Their teachers at catholic school may have taught them writin’ and arithmetic, but Jackson made sure to teach his children the reading, using phonics instead of sight reading. Weekly, he would walk with his children a mile or so to the public library in Hurley, New York.
For Easter, he would load up the family in a blue-green Checker Motors car to spend the holiday with his in-laws. During the summers, Jackson drove his family to his boyhood haunts to visit his family. There he took them sailing to Block Island and out to eat clam cakes and chowder.
Like a true Rhode Islander, Jackson’s favorite ice cream flavor was coffee, sometimes drizzled with the family’s fudge recipe.
He built wooden boats, such as a 12-foot dinghy in 1974 that was originally designed by naval architect Nathaniel Herreshoff.
But in the 50s, while working in Syracuse, Jackson first felt the call of the spruce forests and tannin-seeped lakes of the Adirondack Mountains and he returned again and again for about six decades. He went winter camping there with his son, William, when he was just 1 years old. Family camping trips at Long Lake, for instance, were punctuated with bears raiding the food supplies. Once a bear pushed a canoe anchored in the middle of a lake to the shore to feast in the moonlight.
In his retirement, Jackson became a snowbird, towing a fifth-wheel camper between a sportsmen’s club in a corner of the Adirondacks during the summer to a property in the Ocala National Forest in Florida during the winter.
The former electrical engineer bult a cabin in the Adirondacks next to a beaver dam in a place so removed from the lights of civilication that family visiting could study the Milky Way on clear nights.

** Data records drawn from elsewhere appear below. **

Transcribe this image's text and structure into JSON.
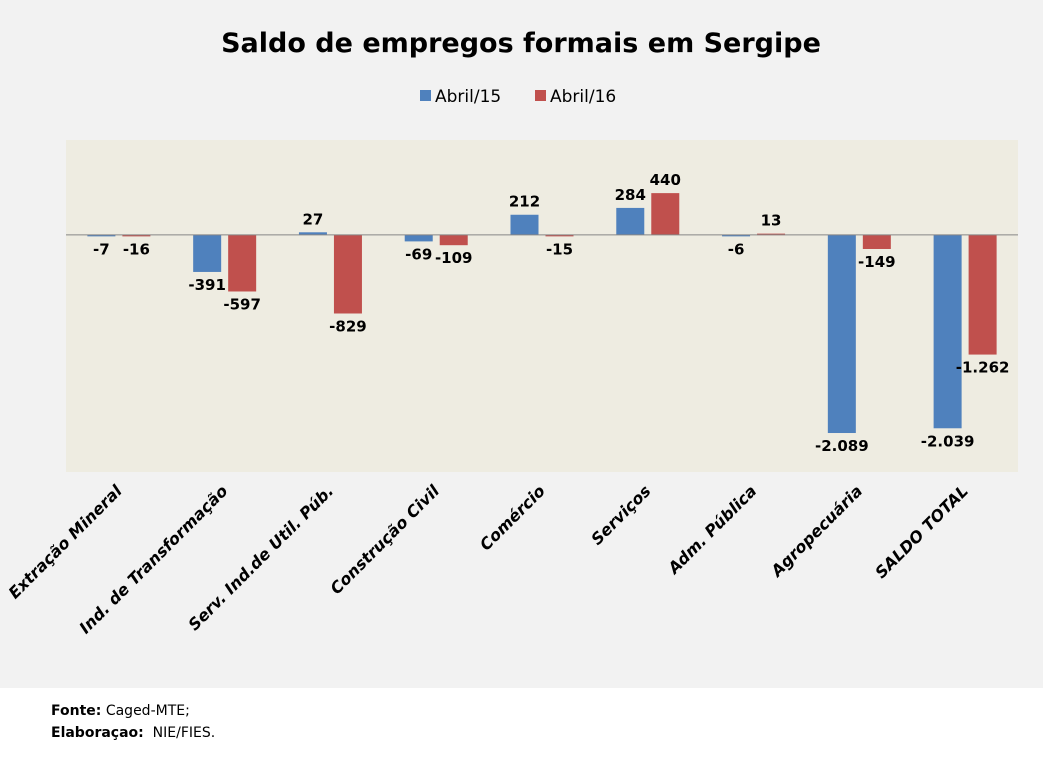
{
  "chart_data": {
    "type": "bar",
    "title": "Saldo de empregos formais em Sergipe",
    "xlabel": "",
    "ylabel": "",
    "ylim": [
      -2500,
      1000
    ],
    "grid": false,
    "legend_position": "top-center",
    "categories": [
      "Extração Mineral",
      "Ind. de Transformação",
      "Serv. Ind.de Util. Púb.",
      "Construção Civil",
      "Comércio",
      "Serviços",
      "Adm. Pública",
      "Agropecuária",
      "SALDO TOTAL"
    ],
    "series": [
      {
        "name": "Abril/15",
        "color": "#4f81bd",
        "values": [
          -7,
          -391,
          27,
          -69,
          212,
          284,
          -6,
          -2089,
          -2039
        ],
        "labels": [
          "-7",
          "-391",
          "27",
          "-69",
          "212",
          "284",
          "-6",
          "-2.089",
          "-2.039"
        ]
      },
      {
        "name": "Abril/16",
        "color": "#c0504d",
        "values": [
          -16,
          -597,
          -829,
          -109,
          -15,
          440,
          13,
          -149,
          -1262
        ],
        "labels": [
          "-16",
          "-597",
          "-829",
          "-109",
          "-15",
          "440",
          "13",
          "-149",
          "-1.262"
        ]
      }
    ]
  },
  "footer": {
    "source_label": "Fonte:",
    "source_value": "Caged-MTE;",
    "credit_label": "Elaboraçao:",
    "credit_value": "NIE/FIES."
  }
}
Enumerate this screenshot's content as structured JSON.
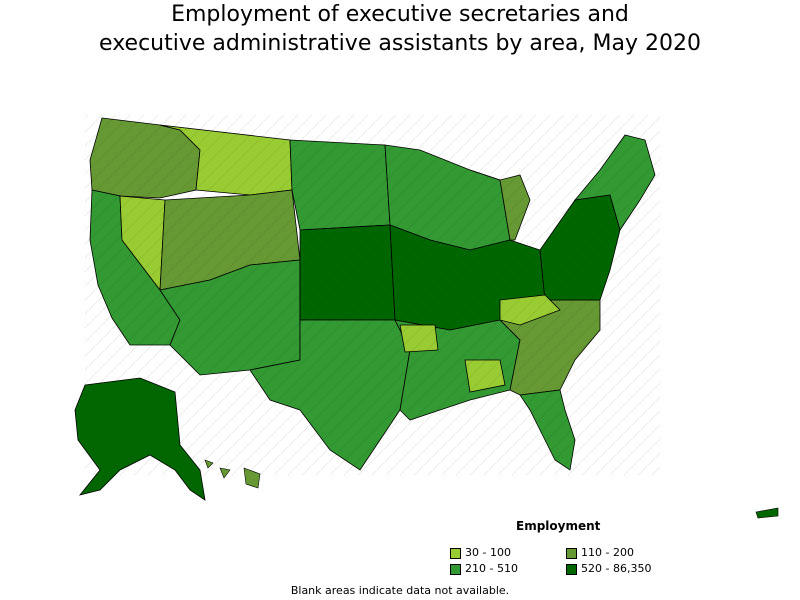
{
  "title_line1": "Employment of executive secretaries and",
  "title_line2": "executive administrative assistants by area, May 2020",
  "legend": {
    "title": "Employment",
    "items": [
      {
        "label": "30 - 100",
        "color": "#99cc33"
      },
      {
        "label": "110 - 200",
        "color": "#669933"
      },
      {
        "label": "210 - 510",
        "color": "#339933"
      },
      {
        "label": "520 - 86,350",
        "color": "#006600"
      }
    ]
  },
  "footnote": "Blank areas indicate data not available.",
  "colors": {
    "outline": "#000000",
    "background": "#ffffff"
  }
}
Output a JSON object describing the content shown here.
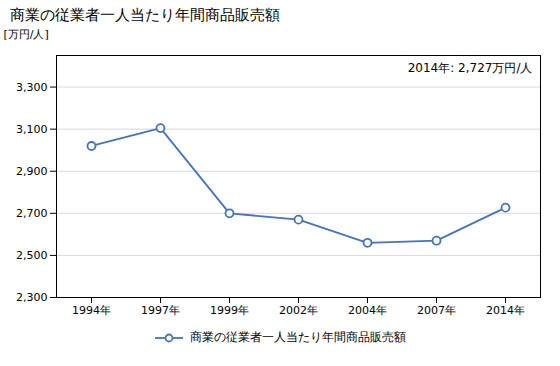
{
  "chart_data": {
    "type": "line",
    "title": "商業の従業者一人当たり年間商品販売額",
    "ylabel": "[万円/人]",
    "annotation": "2014年: 2,727万円/人",
    "categories": [
      "1994年",
      "1997年",
      "1999年",
      "2002年",
      "2004年",
      "2007年",
      "2014年"
    ],
    "series": [
      {
        "name": "商業の従業者一人当たり年間商品販売額",
        "color": "#4472C4",
        "marker": "circle",
        "values": [
          3020,
          3105,
          2700,
          2670,
          2560,
          2570,
          2727
        ]
      }
    ],
    "ylim": [
      2300,
      3450
    ],
    "yticks": [
      {
        "value": 2300,
        "label": "2,300"
      },
      {
        "value": 2500,
        "label": "2,500"
      },
      {
        "value": 2700,
        "label": "2,700"
      },
      {
        "value": 2900,
        "label": "2,900"
      },
      {
        "value": 3100,
        "label": "3,100"
      },
      {
        "value": 3300,
        "label": "3,300"
      }
    ],
    "grid": true,
    "legend": "bottom"
  }
}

He often spent his time at the cabin sitting on its wide porch reading. Jackson kept a reading log, noting what he read and how many pages he consumed a day. His entries stopped Dec. 23.
He delved into books on conservative philosophy and catholic doctrine. On Sundays in Florida, he would travel 40 miles one way to attend Latin mass.
Jackson is survived by his children: Jane Ann Walsh, her husband Michael, their three children, and three gandchildren;William A. Jackson Jr., his wife Nancy, and their four children; Patricia Guenzler, her husband Monte, three children and three grandchildren; Mary Jackson, her husband Adel and their three children; Peggy Olson, her three children; and Constance Spoth, her two children and one grandchild.
In lieu of flowers, donations may be made to Children of Hope and Faith (childrenofhopeandfaith.org).